Il peut être regrettable que la Cour de justice de l'Union européenne n'ait pas précisé la notion de "délai raisonnable", qui permet à l'autorité d'émission de prendre position dès que son autorité a pris des mesures. l'Etat hôte, bien qu'il souligne dans son arrêt que l'institution espagnole n'a pas traité la demande de l'institution française avec une célérité suffisante, comme elle y a répondu au bout de deux ans.

Le fait est que cette décision de la Cour de justice de l'Union européenne vise à lever toute ambiguïté quant à l'obligation d'engager la procédure de dialogue avant l'arrêt des juridictions françaises.
La Cour justifie cette solution sur la base du principe du droit de l'UE et du fait que: "S'il est admis qu'un tribunal d'un État membre d'accueil saisi au cours d'une procédure devant une autorité pénale, un organisme compétent de cet État membre ou une autre personne peut déclarer un certificat E 101 invalide uniquement au motif qu'il: conseils concrets qu'il est probable que ce certificat a été obtenu ou invoqué frauduleusement, indépendamment de l'ouverture et de l'avancement de la procédure prévue à l'article 84 bis, paragraphe 3, du règlement n ° 1408/71; le système qu'il a mis en place, fondé sur une coopération loyale entre les institutions compétentes des États membres, serait compromis ».

En outre, la Cour de justice de l'Union européenne déclare que l'ouverture obligatoire d'une procédure de dialogue avant le prononcé d'un arrêt est susceptible de permettre « Procédure d'économie » car le transfert à la juridiction de l'État membre d'accueil pourrait s'avérer inutile.

Le présent arrêt a donc pour objet de renforcer la confiance mutuelle entre les États membres et devrait encourager une plus grande coopération entre les institutions nationales et les juridictions.
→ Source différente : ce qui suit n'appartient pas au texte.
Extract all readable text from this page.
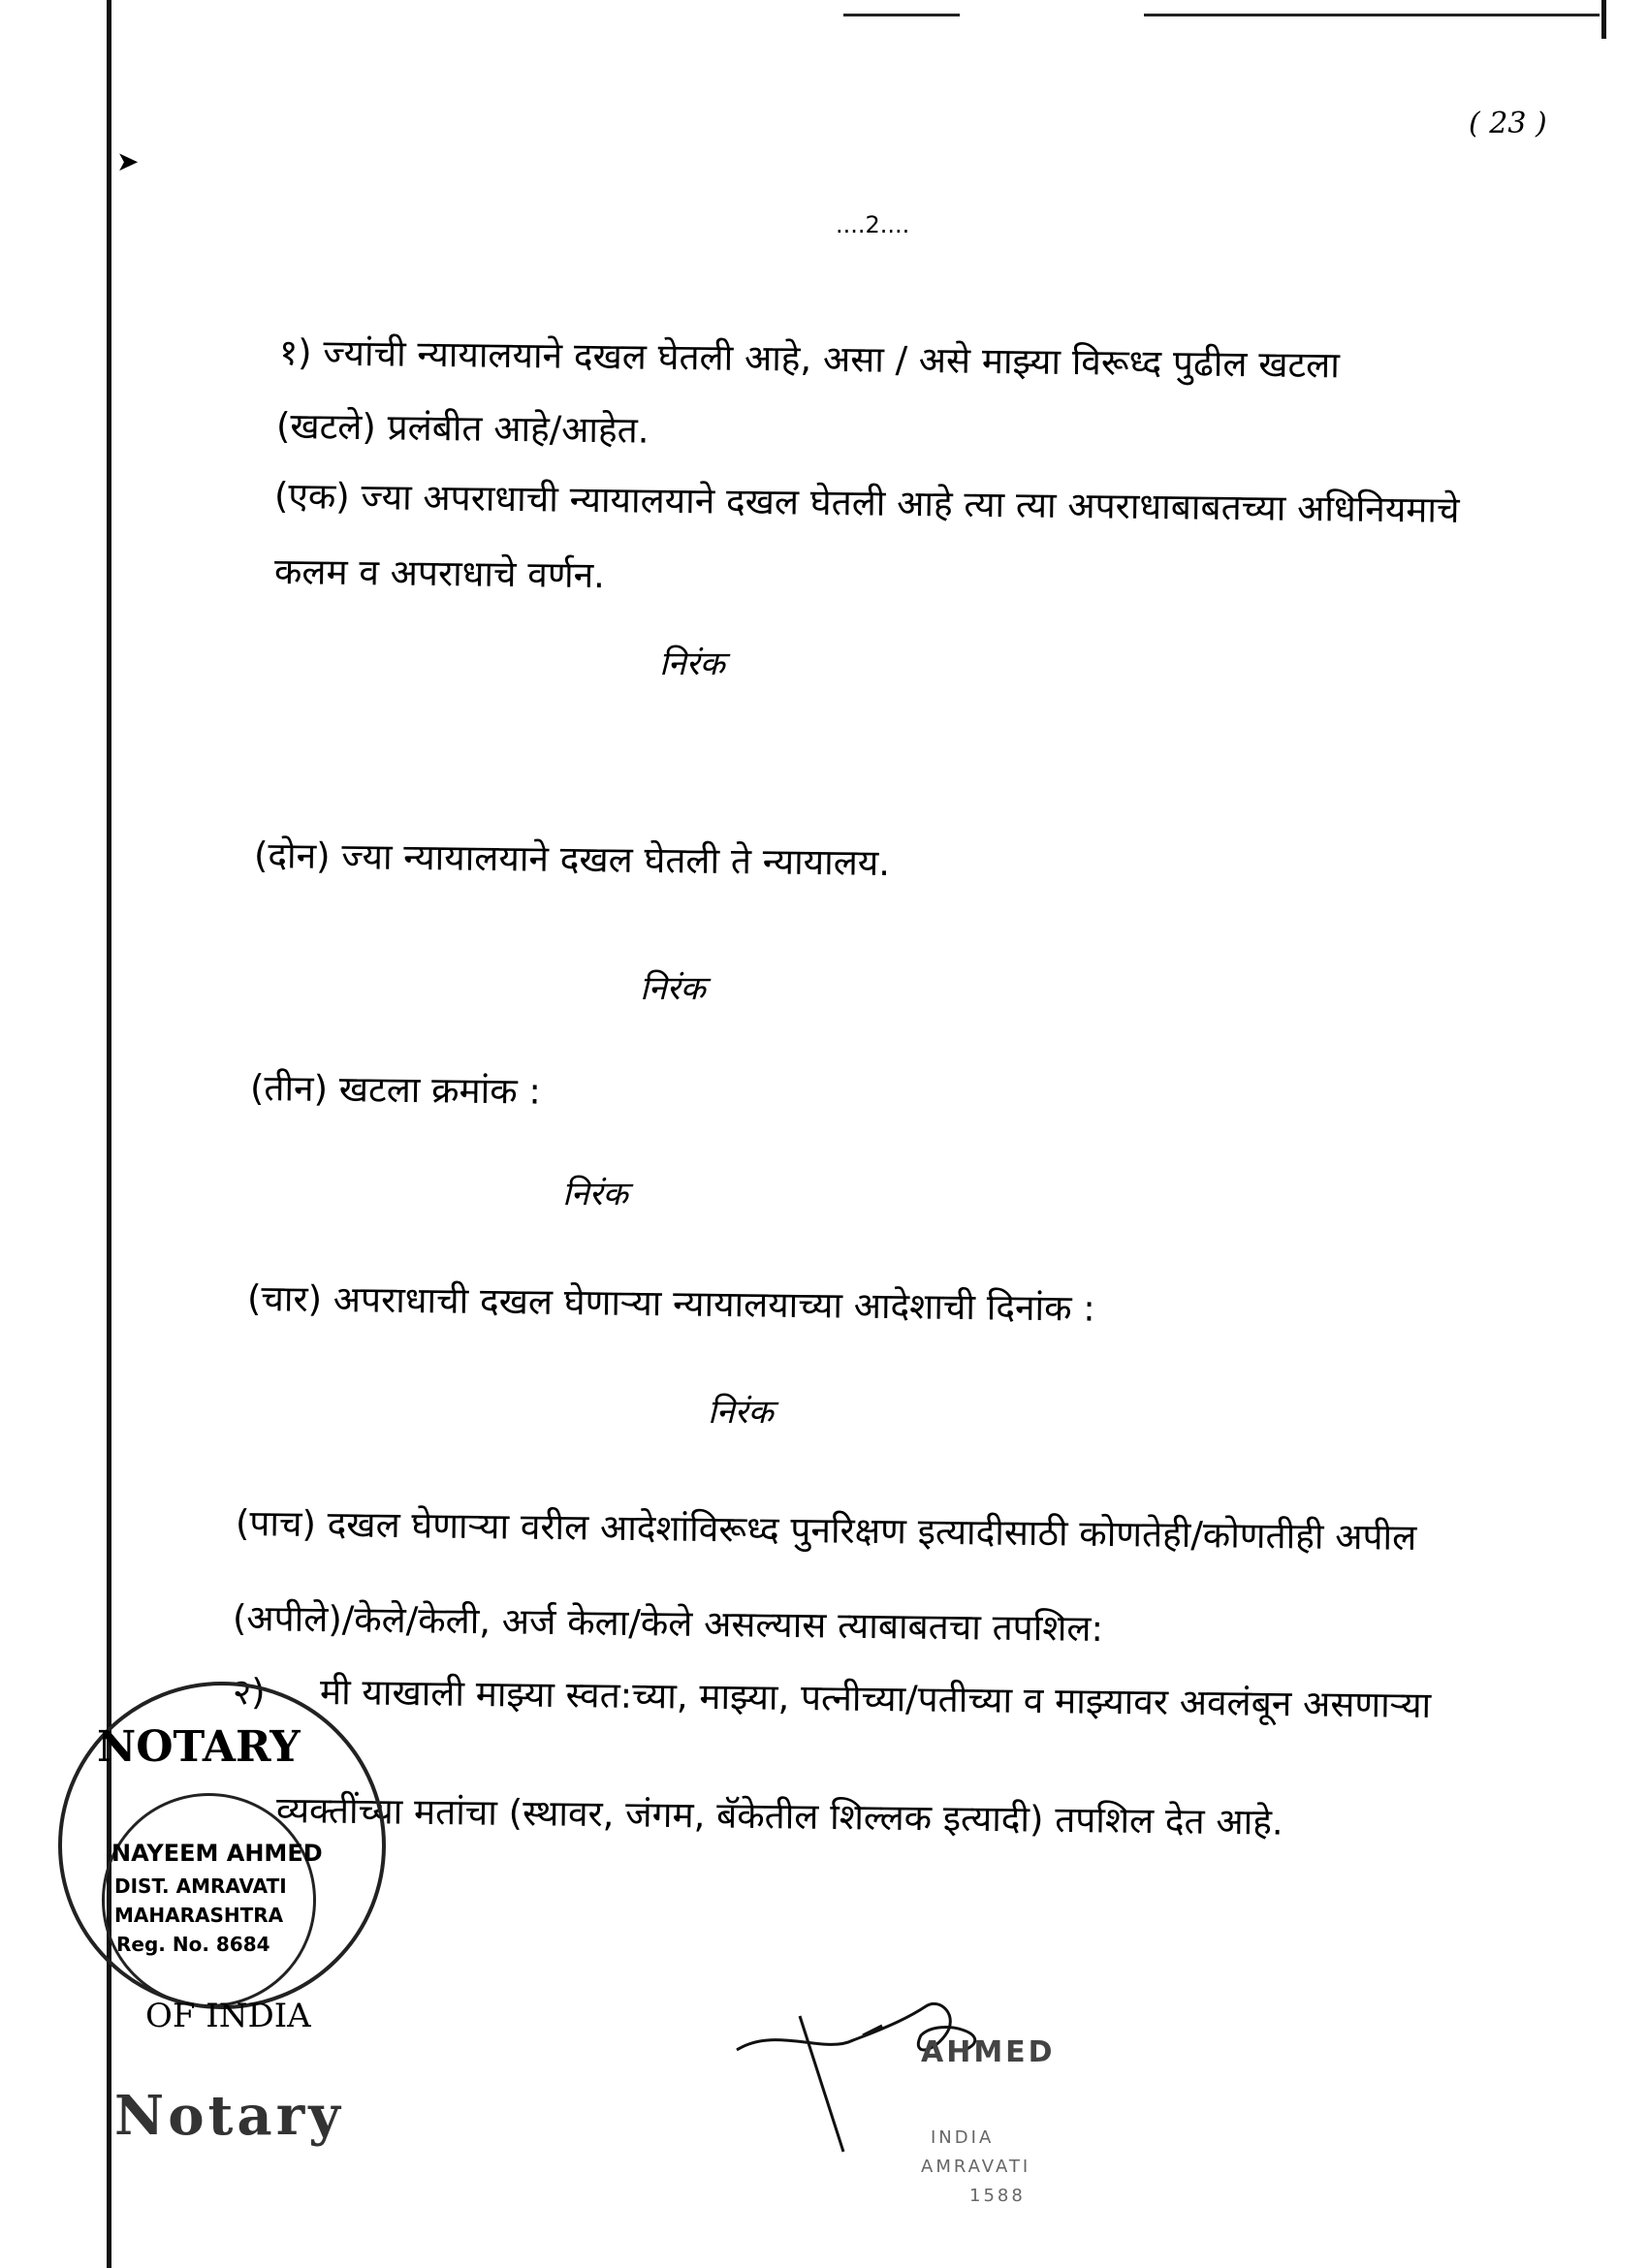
➤
( 23 )
....2....
१) ज्यांची न्यायालयाने दखल घेतली आहे, असा / असे माझ्या विरूध्द पुढील खटला
(खटले) प्रलंबीत आहे/आहेत.
(एक) ज्या अपराधाची न्यायालयाने दखल घेतली आहे त्या त्या अपराधाबाबतच्या अधिनियमाचे
कलम व अपराधाचे वर्णन.
निरंक
(दोन) ज्या न्यायालयाने दखल घेतली ते न्यायालय.
निरंक
(तीन) खटला क्रमांक :
निरंक
(चार) अपराधाची दखल घेणाऱ्या न्यायालयाच्या आदेशाची दिनांक :
निरंक
(पाच) दखल घेणाऱ्या वरील आदेशांविरूध्द पुनरिक्षण इत्यादीसाठी कोणतेही/कोणतीही अपील
(अपीले)/केले/केली, अर्ज केला/केले असल्यास त्याबाबतचा तपशिल:
२) मी याखाली माझ्या स्वत:च्या, माझ्या, पत्नीच्या/पतीच्या व माझ्यावर अवलंबून असणाऱ्या
व्यक्तींच्या मतांचा (स्थावर, जंगम, बॅकेतील शिल्लक इत्यादी) तपशिल देत आहे.
NOTARY
NAYEEM AHMED
DIST. AMRAVATI
MAHARASHTRA
Reg. No. 8684
OF INDIA
Notary
AHMED
INDIA
AMRAVATI
1588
Elle favorise également la liberté d'établissement, car elle devrait pouvoir lutter contre les retards administratifs et juridiques, qui affaiblissent souvent les opérateurs économiques. Elle oblige également les institutions françaises à se concentrer sur les fraudes manifestes dont le seul objectif est de réaliser le dumping social en les exemptant des règles nationales et européennes.
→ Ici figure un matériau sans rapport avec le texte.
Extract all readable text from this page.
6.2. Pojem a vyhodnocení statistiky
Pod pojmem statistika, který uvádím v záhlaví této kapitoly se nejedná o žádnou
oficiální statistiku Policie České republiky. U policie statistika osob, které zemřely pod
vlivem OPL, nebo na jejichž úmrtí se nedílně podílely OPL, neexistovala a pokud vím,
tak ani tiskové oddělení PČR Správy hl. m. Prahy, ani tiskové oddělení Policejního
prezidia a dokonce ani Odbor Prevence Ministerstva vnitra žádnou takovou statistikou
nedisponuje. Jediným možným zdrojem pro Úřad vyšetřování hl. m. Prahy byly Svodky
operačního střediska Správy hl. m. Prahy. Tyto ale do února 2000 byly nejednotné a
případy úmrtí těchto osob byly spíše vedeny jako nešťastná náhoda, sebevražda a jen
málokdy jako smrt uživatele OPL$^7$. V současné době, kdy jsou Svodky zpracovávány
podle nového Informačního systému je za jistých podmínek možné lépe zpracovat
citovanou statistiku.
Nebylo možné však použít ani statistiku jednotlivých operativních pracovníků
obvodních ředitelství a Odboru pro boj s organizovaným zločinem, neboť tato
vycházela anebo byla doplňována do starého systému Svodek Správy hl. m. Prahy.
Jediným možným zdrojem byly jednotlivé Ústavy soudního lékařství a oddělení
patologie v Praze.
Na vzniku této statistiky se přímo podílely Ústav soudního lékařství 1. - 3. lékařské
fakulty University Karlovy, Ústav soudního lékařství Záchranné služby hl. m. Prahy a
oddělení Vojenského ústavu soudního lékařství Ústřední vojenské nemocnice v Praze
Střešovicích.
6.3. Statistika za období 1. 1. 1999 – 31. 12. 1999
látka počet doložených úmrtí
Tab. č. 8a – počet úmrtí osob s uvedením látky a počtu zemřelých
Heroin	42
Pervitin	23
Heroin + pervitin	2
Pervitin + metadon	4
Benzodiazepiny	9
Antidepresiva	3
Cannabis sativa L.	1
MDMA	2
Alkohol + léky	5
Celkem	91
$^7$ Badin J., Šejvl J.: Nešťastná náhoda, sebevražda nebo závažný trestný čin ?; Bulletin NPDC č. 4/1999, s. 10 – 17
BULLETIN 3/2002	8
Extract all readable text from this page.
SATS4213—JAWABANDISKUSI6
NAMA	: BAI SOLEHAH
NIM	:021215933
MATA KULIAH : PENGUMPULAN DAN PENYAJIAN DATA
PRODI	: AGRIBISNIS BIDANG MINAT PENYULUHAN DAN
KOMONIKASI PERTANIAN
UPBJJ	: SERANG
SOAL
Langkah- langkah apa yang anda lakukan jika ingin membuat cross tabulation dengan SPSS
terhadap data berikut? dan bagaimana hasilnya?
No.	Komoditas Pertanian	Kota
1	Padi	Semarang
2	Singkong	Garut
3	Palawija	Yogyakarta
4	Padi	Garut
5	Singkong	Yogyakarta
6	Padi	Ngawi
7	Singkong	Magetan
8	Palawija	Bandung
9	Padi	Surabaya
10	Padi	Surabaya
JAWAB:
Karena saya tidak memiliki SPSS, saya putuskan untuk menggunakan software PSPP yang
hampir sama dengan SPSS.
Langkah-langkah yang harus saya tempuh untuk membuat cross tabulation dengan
Enfin, dans la même affaire, le tribunal a dû se prononcer sur la deuxième question, qui concerne le droit final en matière civile, si une condamnation pénale définitive a été prononcée en violation des principes énoncés ci-dessus. avant que le juge civil n'ait pris la parole.

Logiquement, la Cour de justice de l'Union européenne a jugé que le droit de l'Union devait prévaloir sur une autorité finale, risquant de compromettre les principes de sécurité juridique et d'efficacité du droit de l'Union. En effet, la Cour a précisé que la création d'une position dominante dans une décision pénale définitive entraînerait une répétition de l'application incorrecte du droit européen dans chaque décision prise par un tribunal civil sur les mêmes faits, "Sans cette constatation et cette interprétation, qui a été faite en violation de ladite loi, il ne peut y avoir de correction." (inconvénients 95).

Cet arrêt est donc conforme aux arrêts antérieurs de la Cour de justice, selon lesquels, conformément au principe de l'État de droit européen, le droit des États membres ne peut en aucun cas affecter les effets des normes européennes. (4)

(2) (Cass AP 22 décembre 2017 n ° 13-25467)

(3) (CJUE du 6 février 2018 C-359/16)

(4) Voir. De même, arrêt du 24 juin 2019, Popławski, C-573/17, EU: C: 2019: 530, points 53 et 54.